Whilst speaking to VideoGamer.com, CEO of Crytek Cevat Yerli, has been quoted on saying that the rising price of components for the next iteration of the Xbox will make it “impossible” for the next generation of gaming consoles “to have the same kind of impact on the console business” when compared to the previous generations.
When further probed on the matter, Cevat continued to comment on the future of Microsoft, Sony and the Developers, “As a person who likes to drive technology-meets-game design as art, you can never have enough memory. Ever. Simple as that,” Yerli told us. “Memory is the single most important thing that is always going to be underbalanced – I’ve never seen a console where the memory was the right balance.
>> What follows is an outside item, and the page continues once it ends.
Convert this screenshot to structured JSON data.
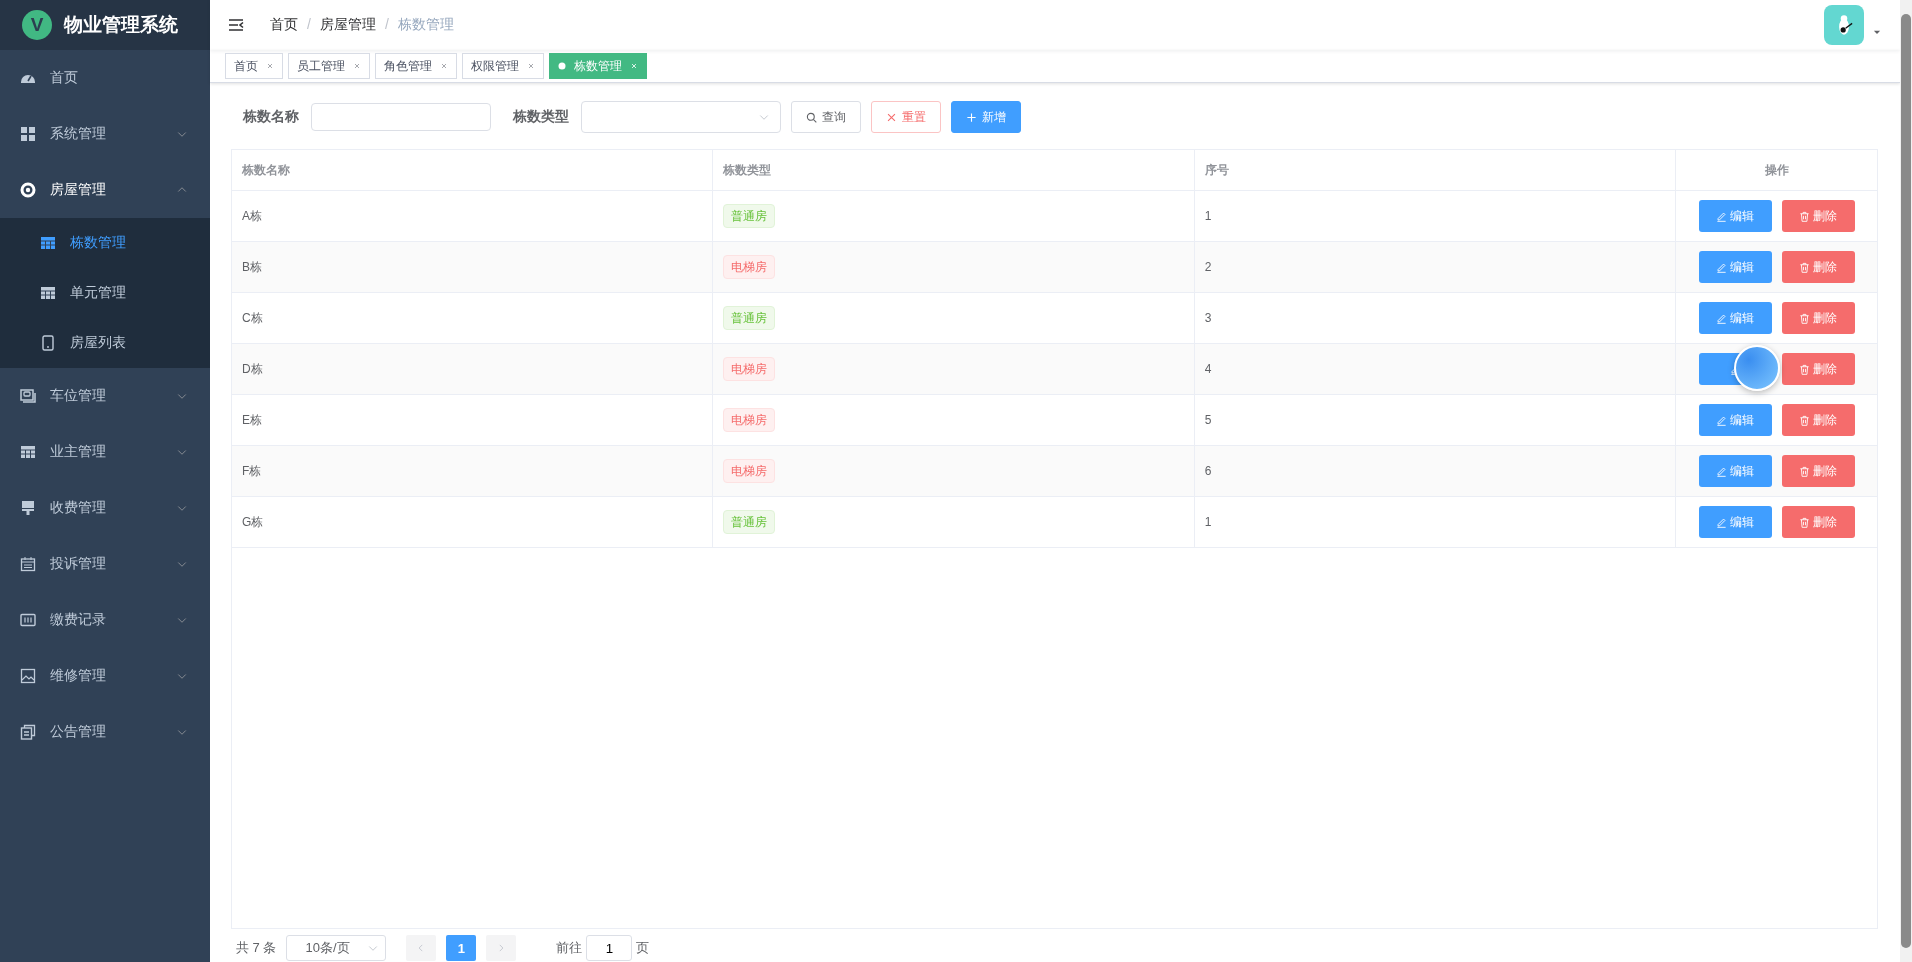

“Xbox 360, underbalanced. PlayStation 3, underbalanced. Simply because memory is the most expensive part, hence I wish there would be cheaper ways of doing memory so that memory doesn’t become an issue anymore.
“If they find ways to cheapen the cost to a degree they could triple or quadruple their memory. Just say, ‘Hey we’re going to have 32 gigs of memory’. That would be quite amazing because memory can do so many more techniques and tricks.”
He also made a comment about where he sees the future of the industry turning when it comes to what our games will feature. “The focus of next-gen is in a different area”, he said this in regards to being questioned about whether or not graphical fidelity will impact the next generation. This may well be a wise statement, especially given that “The Walking Dead” took the game of the year award.
“The current generation consoles, when they launched, were far ahead compared to PC,” Yerli continued. “But PC has caught up. With current generation consoles and what’s on the horizon – new ones – due to the fact that the cost of CPU and memory are so much more expensive than they were in the past, it is simply impossible to have the same kind of impact on the console business; to be so far ahead of PC.” “That was our guess already two years ago. That’s why we said back then that Crysis 3 is next-gen ready already. We did that without knowing the specs, but it’s not going to be much more than what we have done so far. And it turns out we were pretty much right. But the focus of next-gen is in a different area.”
When asked about his next entry into the market he said that Cryteks next title will use every single piece of available power in the current generation of consoles, going so far as to say that “not even 1%” was left unused. Supposedly maxing out the system. Could this be comparable to the original PC trial by fire which spawned the famous saying, “can it run Crysis?”
But with all this considered, it raises some concerns amongst my peers and me. After the tragedy that hit Japan earlier in the year, the price for basic computer components shot through the rough for a while. An estimated 50% increase on the price of hard drives is a prime example of this. Because so much was damaged at the time of the flooding, the only logical business move was to increase prices. Since then, there have been numerous more earthquakes and floods in the region, and this may well have a long term effect on the price of component parts. On top of that, if these components go up in price so much that buyers would rather shop somewhere else, it is entirely possible that we could end up with an inferior product. And if this is the case, it may well turn into that all to familiar situation wherein consoles are rushed out before being quality checked extensively resulting in the infamous “red ring of death” and “yellow dot of doom”.
So perhaps it’s not a good idea to max out the system at the minute. It’s an impressive feat to be sure, but it may turn out to be a bad thing. Don’t get me wrong, I’m very interested in seeing what a fully maximised console title would look like, and I definitely plan on buying it to find out. But I just think that for now, we should run games at the industry standard, because as soon as we reach the consoles limits the fans will instantly want more and bigger, better titles that the system can’t deliver. Who knows? Perhaps this is just hyperbole on my part, but to me it’s a very real concern that may prove to be justified.